Seit Monaten schon steht in dem Verfahren vor dem Münchner Oberlandesgericht der Beginn der Verteidiger-Plädoyers auf der Tagesordnung - womit die letzte Phase dieses bald fünf Jahre dauernden Mammutverfahrens eingeläutet werden würde. Doch die Verteidigung hat es immer wieder geschafft, den Beginn der Schlussvorträge zu verhindern. Bislang waren dafür vor allem die Anwälte von Ralf Wohlleben zuständig, des mutmaßlichen Lieferanten der Waffe, mit dem der NSU neun Menschen ermordete. Sie hatten seit Januar wiederholt beinahe gleichlautende Beweisanträge gestellt, die zwar nie Aussicht auf Erfolg hatten, ihr eigentliches Ziel aber dennoch erreichten: die Verschleppung des Verfahrens.

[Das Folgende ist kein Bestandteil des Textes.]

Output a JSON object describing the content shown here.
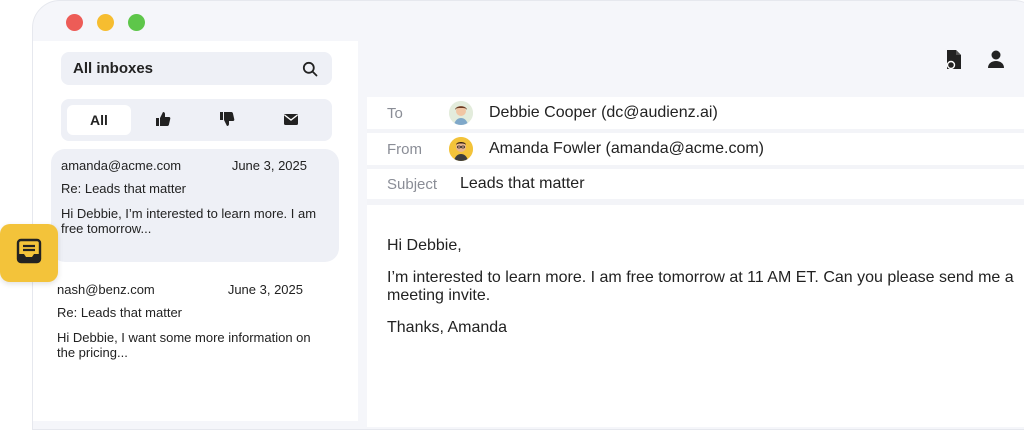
{
  "sidebar": {
    "search_title": "All inboxes",
    "filters": [
      {
        "label": "All",
        "icon": "",
        "active": true
      },
      {
        "label": "",
        "icon": "thumbs-up-icon",
        "active": false
      },
      {
        "label": "",
        "icon": "thumbs-down-icon",
        "active": false
      },
      {
        "label": "",
        "icon": "mail-icon",
        "active": false
      }
    ],
    "mails": [
      {
        "from": "amanda@acme.com",
        "date": "June 3, 2025",
        "subject": "Re: Leads that matter",
        "preview": "Hi Debbie, I’m interested to learn more.  I am free tomorrow..."
      },
      {
        "from": "nash@benz.com",
        "date": "June 3, 2025",
        "subject": "Re: Leads that matter",
        "preview": "Hi Debbie, I want some more information on the pricing..."
      }
    ]
  },
  "mail_view": {
    "to_label": "To",
    "to_value": "Debbie Cooper (dc@audienz.ai)",
    "from_label": "From",
    "from_value": "Amanda Fowler (amanda@acme.com)",
    "subject_label": "Subject",
    "subject_value": "Leads that matter",
    "body": {
      "greeting": "Hi Debbie,",
      "paragraph": "I’m interested to learn more.  I am free tomorrow at 11 AM ET.  Can you please send me a meeting invite.",
      "signoff": "Thanks, Amanda"
    }
  },
  "colors": {
    "accent": "#f3c33a",
    "window_bg": "#f5f6fa",
    "panel_bg": "#eef0f6"
  }
}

Das Pult war schon aufgebaut
Am letzten Verhandlungstag vor den Osterferien hatte es dann schließlich tatsächlich so ausgesehen, als ob es losgehen könnte, das Pult für die Plädoyers war schon aufgebaut - doch da meldete sich plötzlich die Hauptangeklagte Beate Zschäpe zu Wort: Sie habe Kopfweh und ihr sei übel. Die Verhandlung wurde ausgesetzt.
Heute sollte also der nächste Versuch unternommen werden, auf die Zielgerade des Prozesses einzubiegen. Dementsprechend groß war der Andrang von Medienvertretern und Zuschauern. Doch sie wurden einmal mehr enttäuscht.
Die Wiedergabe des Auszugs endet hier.